A lot of people thought that the US Government was infiltrated with spies, and they were right. It's long been common knowledge that there was a Soviet spy on the Manhattan project, for instance, which is probably why the USSR got the bomb so quickly.
Yes.
However, McCarthy essentially used the (correct) suspicion that there were Soviet spies in the US Government as a pretense to further his own political agenda.
I suppose so. I wish the real world consisted of businessmen who would serve in government for 4 years and then go back to business (like jury duty). But instead most if not all politicians are (mostly lawyers, and that's another problem) people whose whole goal is to attain and keep power.
This should be considered reprehensible by all people. History is that it was considered reprehensible by people who did not consider Soviet espionage a problem. However, it should, by all reason, be considered even more reprehensible by people who considered Soviet espionage a problem, because McCarthy's own political ambitions diverted attention away from the people who really were spies. De Facto, McCarthy acted as a Soviet agent, and he was more effective in that job than in any other.

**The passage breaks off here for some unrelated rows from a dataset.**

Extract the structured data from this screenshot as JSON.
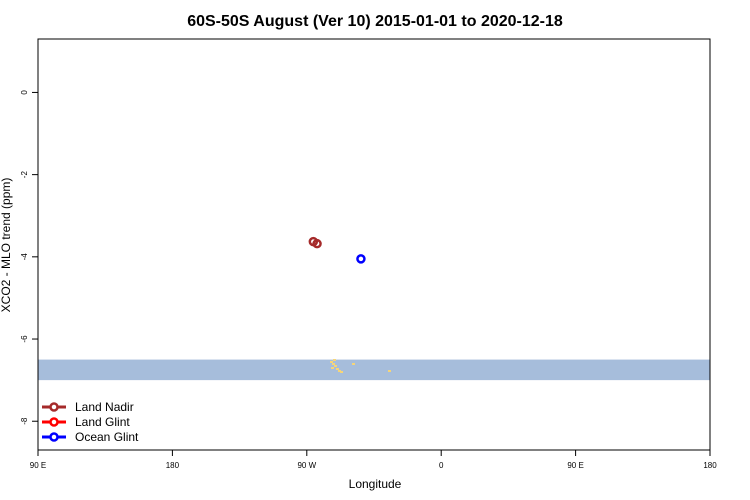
{
  "chart_data": {
    "type": "scatter",
    "title": "60S-50S August (Ver 10)   2015-01-01 to 2020-12-18",
    "xlabel": "Longitude",
    "ylabel": "XCO2 - MLO trend (ppm)",
    "xlim": [
      90,
      450
    ],
    "ylim": [
      -8.7,
      1.3
    ],
    "x_ticks": [
      {
        "value": 90,
        "label": "90 E"
      },
      {
        "value": 162,
        "label": "180"
      },
      {
        "value": 234,
        "label": "90 W"
      },
      {
        "value": 306,
        "label": "0"
      },
      {
        "value": 378,
        "label": "90 E"
      },
      {
        "value": 450,
        "label": "180"
      }
    ],
    "y_ticks": [
      {
        "value": 0,
        "label": "0"
      },
      {
        "value": -2,
        "label": "-2"
      },
      {
        "value": -4,
        "label": "-4"
      },
      {
        "value": -6,
        "label": "-6"
      },
      {
        "value": -8,
        "label": "-8"
      }
    ],
    "series": [
      {
        "name": "Land Nadir",
        "color": "#a52a2a",
        "points": [
          [
            237.5,
            -3.63
          ],
          [
            239.5,
            -3.68
          ]
        ]
      },
      {
        "name": "Land Glint",
        "color": "#ff0000",
        "points": []
      },
      {
        "name": "Ocean Glint",
        "color": "#0000ff",
        "points": [
          [
            263,
            -4.05
          ]
        ]
      }
    ],
    "map_band": {
      "color": "#a6bddb",
      "y_range": [
        -7.0,
        -6.5
      ],
      "land_color": "#f5d57a"
    },
    "legend_placement": "bottom-left",
    "grid": false
  }
}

That's interesting and I'd say,
defacto: true. But it could still be true, as I posit that it could be, for the MAIN reason that it follows logically from the premise. 1. Assume there is a communist infiltration, 2. Chicken Little warns of it. 3. Chicken little gets a high profile, 4. Chicken little is correct about his warning. 5. The infiltration is powerful enough to kill Chicken Little. So while it is true that McCarthy did damage to "anti-communism", there were also many communists who were rooted out, nevertheless. But I wonder how much damage to anti-communism was really due to McCarthy being bad at what he did. Could a charming person have done it and not been censured? How could we ever know for sure? I translate what you have said to this: after McCarthy, what politician in their right mind, who wanted to stay a politician (or stay alive?), would make much anti-communist noise after seeing what happened to McCarthy? So, for whatever reason McCarthy got clobbered, it had a lasting effect that was helpful toward communists. I'm not sure you are right that it was specifically a McCarthy flaw - I posit that anyone at that time would have been rooted out for delivering the message to the public about the 80-something names.

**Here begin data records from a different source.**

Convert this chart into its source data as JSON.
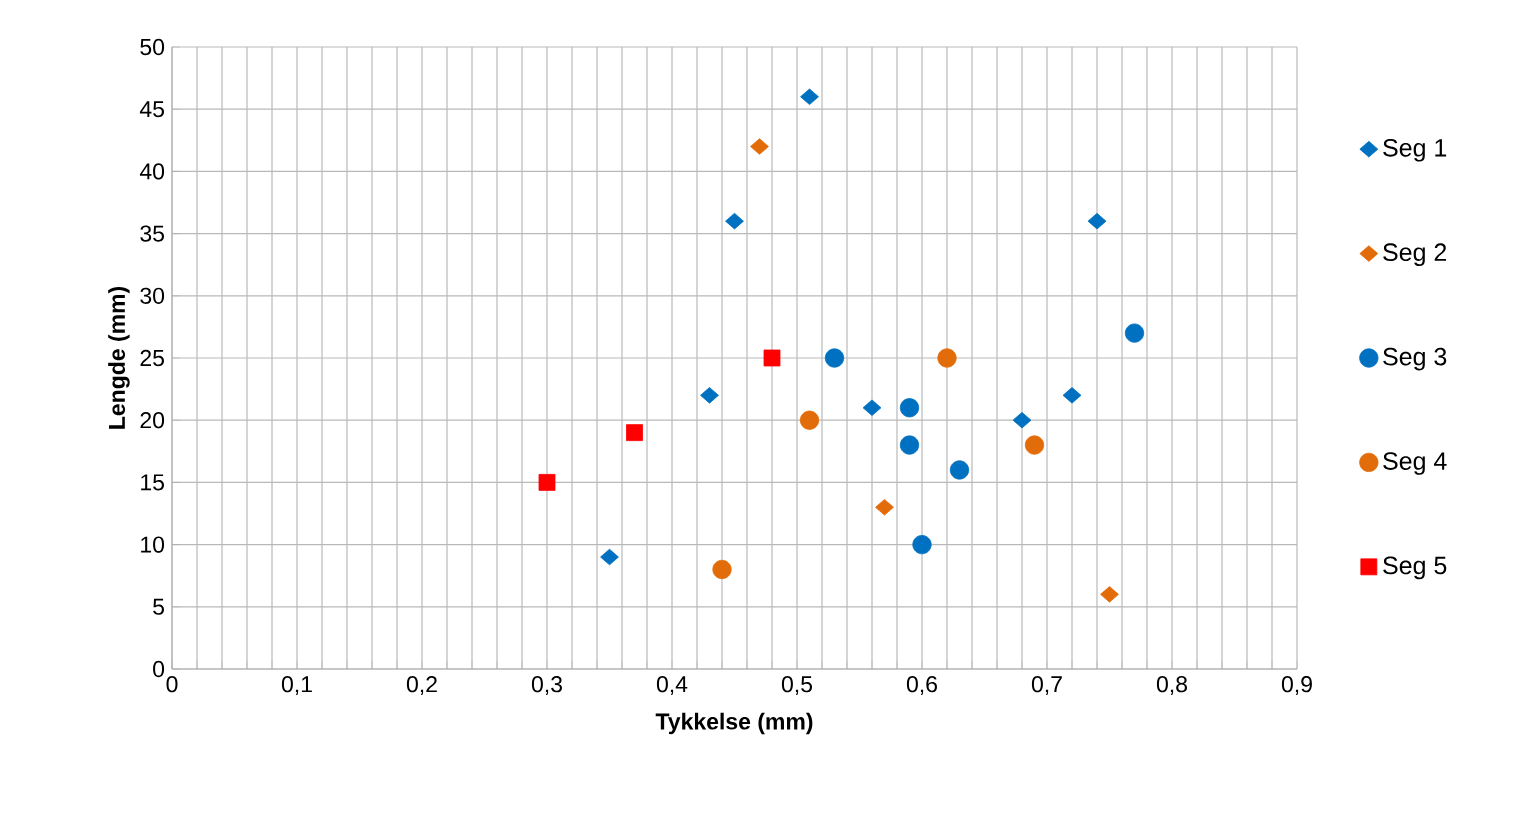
{
  "chart_data": {
    "type": "scatter",
    "xlabel": "Tykkelse (mm)",
    "ylabel": "Lengde (mm)",
    "xlim": [
      0,
      0.9
    ],
    "ylim": [
      0,
      50
    ],
    "xticks": [
      {
        "value": 0,
        "label": "0"
      },
      {
        "value": 0.02,
        "label": null
      },
      {
        "value": 0.04,
        "label": null
      },
      {
        "value": 0.06,
        "label": null
      },
      {
        "value": 0.08,
        "label": null
      },
      {
        "value": 0.1,
        "label": "0,1"
      },
      {
        "value": 0.12,
        "label": null
      },
      {
        "value": 0.14,
        "label": null
      },
      {
        "value": 0.16,
        "label": null
      },
      {
        "value": 0.18,
        "label": null
      },
      {
        "value": 0.2,
        "label": "0,2"
      },
      {
        "value": 0.22,
        "label": null
      },
      {
        "value": 0.24,
        "label": null
      },
      {
        "value": 0.26,
        "label": null
      },
      {
        "value": 0.28,
        "label": null
      },
      {
        "value": 0.3,
        "label": "0,3"
      },
      {
        "value": 0.32,
        "label": null
      },
      {
        "value": 0.34,
        "label": null
      },
      {
        "value": 0.36,
        "label": null
      },
      {
        "value": 0.38,
        "label": null
      },
      {
        "value": 0.4,
        "label": "0,4"
      },
      {
        "value": 0.42,
        "label": null
      },
      {
        "value": 0.44,
        "label": null
      },
      {
        "value": 0.46,
        "label": null
      },
      {
        "value": 0.48,
        "label": null
      },
      {
        "value": 0.5,
        "label": "0,5"
      },
      {
        "value": 0.52,
        "label": null
      },
      {
        "value": 0.54,
        "label": null
      },
      {
        "value": 0.56,
        "label": null
      },
      {
        "value": 0.58,
        "label": null
      },
      {
        "value": 0.6,
        "label": "0,6"
      },
      {
        "value": 0.62,
        "label": null
      },
      {
        "value": 0.64,
        "label": null
      },
      {
        "value": 0.66,
        "label": null
      },
      {
        "value": 0.68,
        "label": null
      },
      {
        "value": 0.7,
        "label": "0,7"
      },
      {
        "value": 0.72,
        "label": null
      },
      {
        "value": 0.74,
        "label": null
      },
      {
        "value": 0.76,
        "label": null
      },
      {
        "value": 0.78,
        "label": null
      },
      {
        "value": 0.8,
        "label": "0,8"
      },
      {
        "value": 0.82,
        "label": null
      },
      {
        "value": 0.84,
        "label": null
      },
      {
        "value": 0.86,
        "label": null
      },
      {
        "value": 0.88,
        "label": null
      },
      {
        "value": 0.9,
        "label": "0,9"
      }
    ],
    "yticks": [
      0,
      5,
      10,
      15,
      20,
      25,
      30,
      35,
      40,
      45,
      50
    ],
    "grid": true,
    "legend": "right",
    "series": [
      {
        "name": "Seg 1",
        "color": "#0070c0",
        "marker": "diamond",
        "x": [
          0.51,
          0.45,
          0.43,
          0.35,
          0.56,
          0.68,
          0.72,
          0.74
        ],
        "values": [
          46,
          36,
          22,
          9,
          21,
          20,
          22,
          36
        ]
      },
      {
        "name": "Seg 2",
        "color": "#e36c0a",
        "marker": "diamond",
        "x": [
          0.47,
          0.57,
          0.75
        ],
        "values": [
          42,
          13,
          6
        ]
      },
      {
        "name": "Seg 3",
        "color": "#0070c0",
        "marker": "circle",
        "x": [
          0.53,
          0.59,
          0.59,
          0.63,
          0.6,
          0.77
        ],
        "values": [
          25,
          21,
          18,
          16,
          10,
          27
        ]
      },
      {
        "name": "Seg 4",
        "color": "#e36c0a",
        "marker": "circle",
        "x": [
          0.44,
          0.51,
          0.62,
          0.69
        ],
        "values": [
          8,
          20,
          25,
          18
        ]
      },
      {
        "name": "Seg 5",
        "color": "#ff0000",
        "marker": "square",
        "x": [
          0.3,
          0.37,
          0.48
        ],
        "values": [
          15,
          19,
          25
        ]
      }
    ]
  }
}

I have learned from experience that what I am saying cannot be conveyed, except to people who have figured it out for themselves. The overt appearance of intention and ideological rectitude blinds many people to the possibility that what their "friends" do may actually be counterproductive. I've seen this happen often, notably with the feminism of the late 1980s and the early 1990s.
I don't see your point as being so ephemeral as to be difficult to grasp - I just do not completely agree. Feminists destroyed feminism because most women do not relate to extreme feminism. Tree-huggers might destroy ecological purposes, too, I suppose. But I do not buy the line: McCarthy was right but his methods sucked. It seems to be the lock-step mantra from the left. Some espouse it because their favorite hallowed poly-sci prof said it enough for it to burn a groove in the neural network. Sorry, but that's what you sound like when you say "what I am saying cannot be conveyed...". I do not know much about McCarthy as a personality - he maybe DID suck, big time. But what I have read about what he DID, sounds to me like he was set up,
vis a vis how the Truman Administration changed the rules on him.

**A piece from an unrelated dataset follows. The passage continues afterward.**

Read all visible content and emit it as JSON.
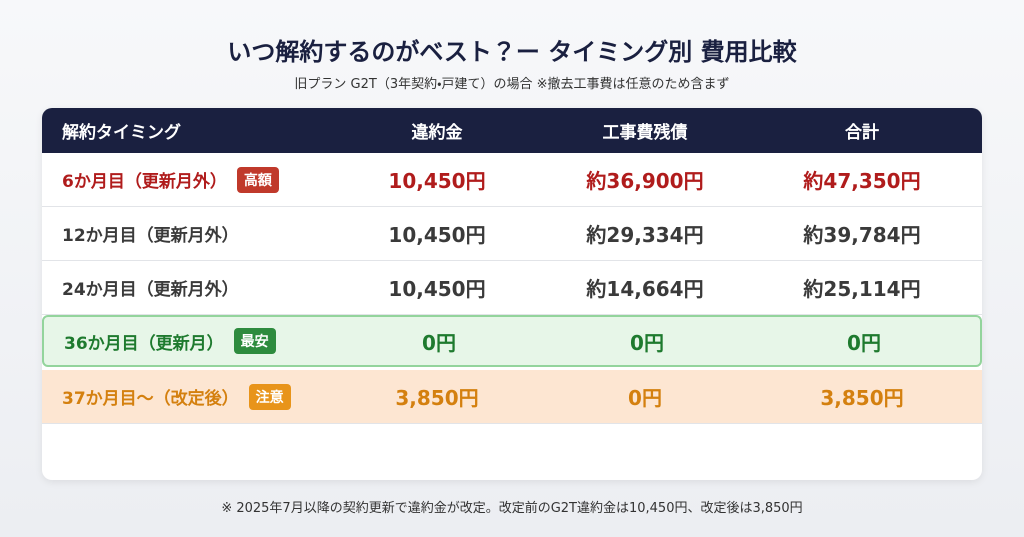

McCarthy's claims that the US government was infested with Soviet spies served, for him, the same purpose as a carnival barker's top hat or the pretense of the Catholic Church to protect rapists of children.
Before, I erroneously said it was McCarthy's job. I read some and see that he adopted this role on his own, apparently. So he may have done it because of strong convictions or (being a politician) mostly for the attraction as you suggest. But I'm not cool, unless I say "McCarthy sucks" after I say he may have been right.
I have already seen how, on this forum, asking a few questions that may imply some defense of McCarthy, quickly casts you in a domain of some sort of undesired association. If anything, that is quite revealing about a powerful mind-game being played out to this day. ...and very few have the balls to open up discussion about those subjects that are politically incorrect. Jeez, what was I thinking... to suggest McCarthy was right? How insane. Wait - no, now I get it ... its OK to say McCarthy was right if I follow up with a comment about how he sucked. Seems like Orwellian 'newspeak' to me.